Hydraulic rear lockout system using same XLoc lever as XX forks
Subaru-Trek rider Sam Schultz provided a sneak peek at one of RockShox's new products for the 2012 model year: a Monarch XX rear shock featuring the same XLoc hydraulic remote lockout technology as found on the company's current XX-level forks.
"That is something we're working on, using the same XLoc technology we use in our forks," RockShox product manager Jeremiah Boobar told Cyclingnews.
Boobar declined to provide more detailed technical information but based on what we know about the analogous forks, we expect the hydraulic fluid to simply actuate a small plunger inside the shock's damper unit while also providing the side benefits of a lighter, fully sealed system as compared to conventional mechanical setups.
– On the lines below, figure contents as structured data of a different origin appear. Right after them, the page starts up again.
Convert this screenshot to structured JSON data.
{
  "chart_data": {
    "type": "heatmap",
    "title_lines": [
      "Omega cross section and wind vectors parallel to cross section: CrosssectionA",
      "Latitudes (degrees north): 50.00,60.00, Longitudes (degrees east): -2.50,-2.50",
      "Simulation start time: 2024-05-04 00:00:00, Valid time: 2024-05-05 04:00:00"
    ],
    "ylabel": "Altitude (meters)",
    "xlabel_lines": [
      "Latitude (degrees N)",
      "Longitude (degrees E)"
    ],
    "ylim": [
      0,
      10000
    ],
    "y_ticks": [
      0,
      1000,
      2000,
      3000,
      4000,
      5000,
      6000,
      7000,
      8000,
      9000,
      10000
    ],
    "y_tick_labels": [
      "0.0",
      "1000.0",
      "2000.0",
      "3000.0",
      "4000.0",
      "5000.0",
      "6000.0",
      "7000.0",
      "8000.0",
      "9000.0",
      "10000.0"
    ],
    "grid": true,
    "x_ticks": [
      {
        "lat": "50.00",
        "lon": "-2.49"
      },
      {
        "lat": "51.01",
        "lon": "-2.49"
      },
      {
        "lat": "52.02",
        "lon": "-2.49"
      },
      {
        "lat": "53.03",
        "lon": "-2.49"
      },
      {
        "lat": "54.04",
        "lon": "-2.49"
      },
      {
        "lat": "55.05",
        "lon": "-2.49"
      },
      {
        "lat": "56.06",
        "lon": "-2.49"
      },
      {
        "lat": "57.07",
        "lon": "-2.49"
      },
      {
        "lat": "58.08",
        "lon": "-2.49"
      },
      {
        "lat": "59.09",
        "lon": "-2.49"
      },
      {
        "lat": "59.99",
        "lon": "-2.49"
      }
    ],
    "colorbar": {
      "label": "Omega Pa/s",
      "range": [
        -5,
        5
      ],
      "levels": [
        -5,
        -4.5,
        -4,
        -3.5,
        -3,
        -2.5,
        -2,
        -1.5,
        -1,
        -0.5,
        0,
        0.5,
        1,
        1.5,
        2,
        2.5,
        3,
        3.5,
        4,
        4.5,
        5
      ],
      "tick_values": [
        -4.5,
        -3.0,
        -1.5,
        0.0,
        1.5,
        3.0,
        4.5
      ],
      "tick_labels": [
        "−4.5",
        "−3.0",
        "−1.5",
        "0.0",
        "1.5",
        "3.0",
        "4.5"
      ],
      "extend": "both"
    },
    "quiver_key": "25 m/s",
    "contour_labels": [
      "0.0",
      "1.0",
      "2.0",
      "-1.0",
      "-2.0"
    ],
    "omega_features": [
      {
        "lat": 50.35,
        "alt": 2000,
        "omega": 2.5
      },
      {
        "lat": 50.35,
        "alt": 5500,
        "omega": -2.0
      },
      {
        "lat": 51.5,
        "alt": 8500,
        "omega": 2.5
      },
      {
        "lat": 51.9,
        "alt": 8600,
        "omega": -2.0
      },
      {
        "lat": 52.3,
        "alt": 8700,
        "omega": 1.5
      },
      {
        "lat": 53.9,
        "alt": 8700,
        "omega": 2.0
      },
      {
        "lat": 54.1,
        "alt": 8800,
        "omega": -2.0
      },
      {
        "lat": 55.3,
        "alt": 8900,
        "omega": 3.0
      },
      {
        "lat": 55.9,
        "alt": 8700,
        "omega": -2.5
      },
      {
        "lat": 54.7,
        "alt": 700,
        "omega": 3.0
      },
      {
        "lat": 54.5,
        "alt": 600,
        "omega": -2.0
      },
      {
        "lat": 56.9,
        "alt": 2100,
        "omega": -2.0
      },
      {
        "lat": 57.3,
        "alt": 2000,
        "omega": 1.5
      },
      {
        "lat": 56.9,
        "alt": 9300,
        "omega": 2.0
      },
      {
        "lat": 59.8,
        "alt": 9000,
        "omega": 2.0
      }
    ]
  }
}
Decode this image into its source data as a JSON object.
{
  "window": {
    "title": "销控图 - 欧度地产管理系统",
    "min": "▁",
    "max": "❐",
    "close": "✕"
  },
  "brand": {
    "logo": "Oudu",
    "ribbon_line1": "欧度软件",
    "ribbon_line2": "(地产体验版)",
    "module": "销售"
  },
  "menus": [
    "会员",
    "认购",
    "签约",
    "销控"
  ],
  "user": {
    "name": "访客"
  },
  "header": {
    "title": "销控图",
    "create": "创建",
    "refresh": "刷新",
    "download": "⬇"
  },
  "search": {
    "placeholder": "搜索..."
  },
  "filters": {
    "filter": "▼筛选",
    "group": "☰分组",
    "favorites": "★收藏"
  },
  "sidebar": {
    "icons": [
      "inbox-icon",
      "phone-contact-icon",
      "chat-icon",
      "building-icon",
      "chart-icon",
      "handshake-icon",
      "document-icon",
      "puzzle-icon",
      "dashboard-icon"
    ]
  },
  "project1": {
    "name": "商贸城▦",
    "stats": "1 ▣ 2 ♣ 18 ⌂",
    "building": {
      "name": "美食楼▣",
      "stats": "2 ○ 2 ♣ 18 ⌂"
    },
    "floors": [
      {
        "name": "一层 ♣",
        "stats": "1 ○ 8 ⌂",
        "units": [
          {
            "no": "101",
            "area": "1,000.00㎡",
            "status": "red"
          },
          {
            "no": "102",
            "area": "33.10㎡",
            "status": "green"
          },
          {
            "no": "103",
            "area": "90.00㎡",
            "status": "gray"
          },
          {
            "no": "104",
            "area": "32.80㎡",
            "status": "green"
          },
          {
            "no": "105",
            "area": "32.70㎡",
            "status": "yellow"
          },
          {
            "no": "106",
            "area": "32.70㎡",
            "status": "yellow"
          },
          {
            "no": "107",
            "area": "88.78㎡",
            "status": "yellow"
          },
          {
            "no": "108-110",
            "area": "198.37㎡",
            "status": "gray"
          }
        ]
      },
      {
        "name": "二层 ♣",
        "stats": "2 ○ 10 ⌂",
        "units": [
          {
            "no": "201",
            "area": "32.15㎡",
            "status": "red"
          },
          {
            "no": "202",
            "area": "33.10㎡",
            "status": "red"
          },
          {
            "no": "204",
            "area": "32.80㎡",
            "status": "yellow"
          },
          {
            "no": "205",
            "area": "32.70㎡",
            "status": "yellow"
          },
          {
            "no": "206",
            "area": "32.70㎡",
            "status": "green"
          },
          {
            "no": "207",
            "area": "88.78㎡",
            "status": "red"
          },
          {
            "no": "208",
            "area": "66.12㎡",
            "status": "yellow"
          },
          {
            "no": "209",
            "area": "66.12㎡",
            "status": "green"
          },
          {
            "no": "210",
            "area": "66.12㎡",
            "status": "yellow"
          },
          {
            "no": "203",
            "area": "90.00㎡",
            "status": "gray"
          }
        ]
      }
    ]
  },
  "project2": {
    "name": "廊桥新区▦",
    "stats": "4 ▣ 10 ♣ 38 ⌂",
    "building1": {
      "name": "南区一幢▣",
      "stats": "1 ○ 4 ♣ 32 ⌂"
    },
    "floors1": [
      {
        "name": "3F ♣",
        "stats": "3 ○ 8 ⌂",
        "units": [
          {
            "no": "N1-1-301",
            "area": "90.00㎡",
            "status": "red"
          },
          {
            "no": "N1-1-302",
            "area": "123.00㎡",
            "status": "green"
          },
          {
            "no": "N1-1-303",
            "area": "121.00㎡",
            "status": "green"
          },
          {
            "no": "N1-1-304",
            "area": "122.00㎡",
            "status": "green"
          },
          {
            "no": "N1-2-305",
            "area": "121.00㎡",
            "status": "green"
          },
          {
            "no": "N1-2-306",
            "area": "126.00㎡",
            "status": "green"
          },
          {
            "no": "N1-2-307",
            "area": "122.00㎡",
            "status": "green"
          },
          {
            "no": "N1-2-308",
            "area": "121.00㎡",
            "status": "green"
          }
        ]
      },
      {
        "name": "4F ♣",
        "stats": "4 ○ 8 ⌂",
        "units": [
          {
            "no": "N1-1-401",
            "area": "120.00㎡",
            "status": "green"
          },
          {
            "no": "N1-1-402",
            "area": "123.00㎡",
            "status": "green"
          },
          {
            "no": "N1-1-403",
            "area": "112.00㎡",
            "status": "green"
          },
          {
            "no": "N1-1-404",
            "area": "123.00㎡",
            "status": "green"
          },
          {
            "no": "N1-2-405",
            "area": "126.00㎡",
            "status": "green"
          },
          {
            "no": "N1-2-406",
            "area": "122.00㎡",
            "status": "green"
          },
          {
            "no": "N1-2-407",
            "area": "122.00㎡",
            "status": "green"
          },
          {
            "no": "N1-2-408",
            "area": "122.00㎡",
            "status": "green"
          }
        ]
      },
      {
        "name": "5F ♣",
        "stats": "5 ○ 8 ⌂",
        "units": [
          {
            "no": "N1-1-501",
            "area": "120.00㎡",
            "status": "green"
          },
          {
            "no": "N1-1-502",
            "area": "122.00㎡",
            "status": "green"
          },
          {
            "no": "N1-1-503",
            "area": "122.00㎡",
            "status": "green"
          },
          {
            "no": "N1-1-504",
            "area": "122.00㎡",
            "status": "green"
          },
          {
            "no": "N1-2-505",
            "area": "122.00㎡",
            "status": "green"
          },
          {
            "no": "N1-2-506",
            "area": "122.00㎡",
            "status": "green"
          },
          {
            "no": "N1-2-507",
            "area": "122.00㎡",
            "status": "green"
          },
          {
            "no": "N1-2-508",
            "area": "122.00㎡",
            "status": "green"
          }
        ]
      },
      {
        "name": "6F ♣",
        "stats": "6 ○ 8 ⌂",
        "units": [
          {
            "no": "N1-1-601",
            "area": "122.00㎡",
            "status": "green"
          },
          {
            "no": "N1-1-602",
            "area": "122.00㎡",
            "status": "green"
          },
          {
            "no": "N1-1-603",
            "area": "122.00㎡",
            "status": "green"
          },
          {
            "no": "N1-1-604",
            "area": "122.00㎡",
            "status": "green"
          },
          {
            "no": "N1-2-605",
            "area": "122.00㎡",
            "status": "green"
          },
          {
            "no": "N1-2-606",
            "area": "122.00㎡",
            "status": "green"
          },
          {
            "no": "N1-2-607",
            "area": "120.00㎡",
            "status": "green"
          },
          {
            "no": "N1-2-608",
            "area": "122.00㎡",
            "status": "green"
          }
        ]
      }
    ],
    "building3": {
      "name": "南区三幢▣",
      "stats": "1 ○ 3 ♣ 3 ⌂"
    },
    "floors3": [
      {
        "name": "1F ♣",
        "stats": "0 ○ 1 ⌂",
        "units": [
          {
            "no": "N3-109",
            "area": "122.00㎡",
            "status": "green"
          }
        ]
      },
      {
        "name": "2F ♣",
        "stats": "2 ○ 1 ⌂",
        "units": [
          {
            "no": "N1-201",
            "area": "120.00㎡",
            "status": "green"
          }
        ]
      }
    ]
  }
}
The advent of the hydraulic rear lockout also brings with it the enticing possibility of a purpose-built single XLoc lever controlling both front and rear ends. Given that RockShox plans to launch this technology at Eurobike, however, Boobar was expectedly noncommittal on whether this possibility would manifest into an actual product. "The one you see on the team bike only controls just the rear shock – one lever to a rear shock, one to a fork," he told us.
"I'm not prepared to talk about what projects we may or may not be working on," said Boobar. "We're not revealing a ton about it right now just because we have to get it out there and we have to get it tested. We'll be more prepared to talk about at trade show time."
Boobar did say that spectators attending the upcoming World Cup round in the Czech Republic will likely see more of the prototype rear shock used by other SRAM-sponsored riders. "Keep your eyes open at the World Cup," he said. "I know a lot of people have them but I don't know who is actually going to be using it. We provided them to a number of riders to try out but we don't know who's going to jump on board and who's going to stick with what they know."
Unfortunately, one rider who likely won't be using it – ironically – is Schultz himself, who reported his bike stolen late Friday evening out of his hotel room.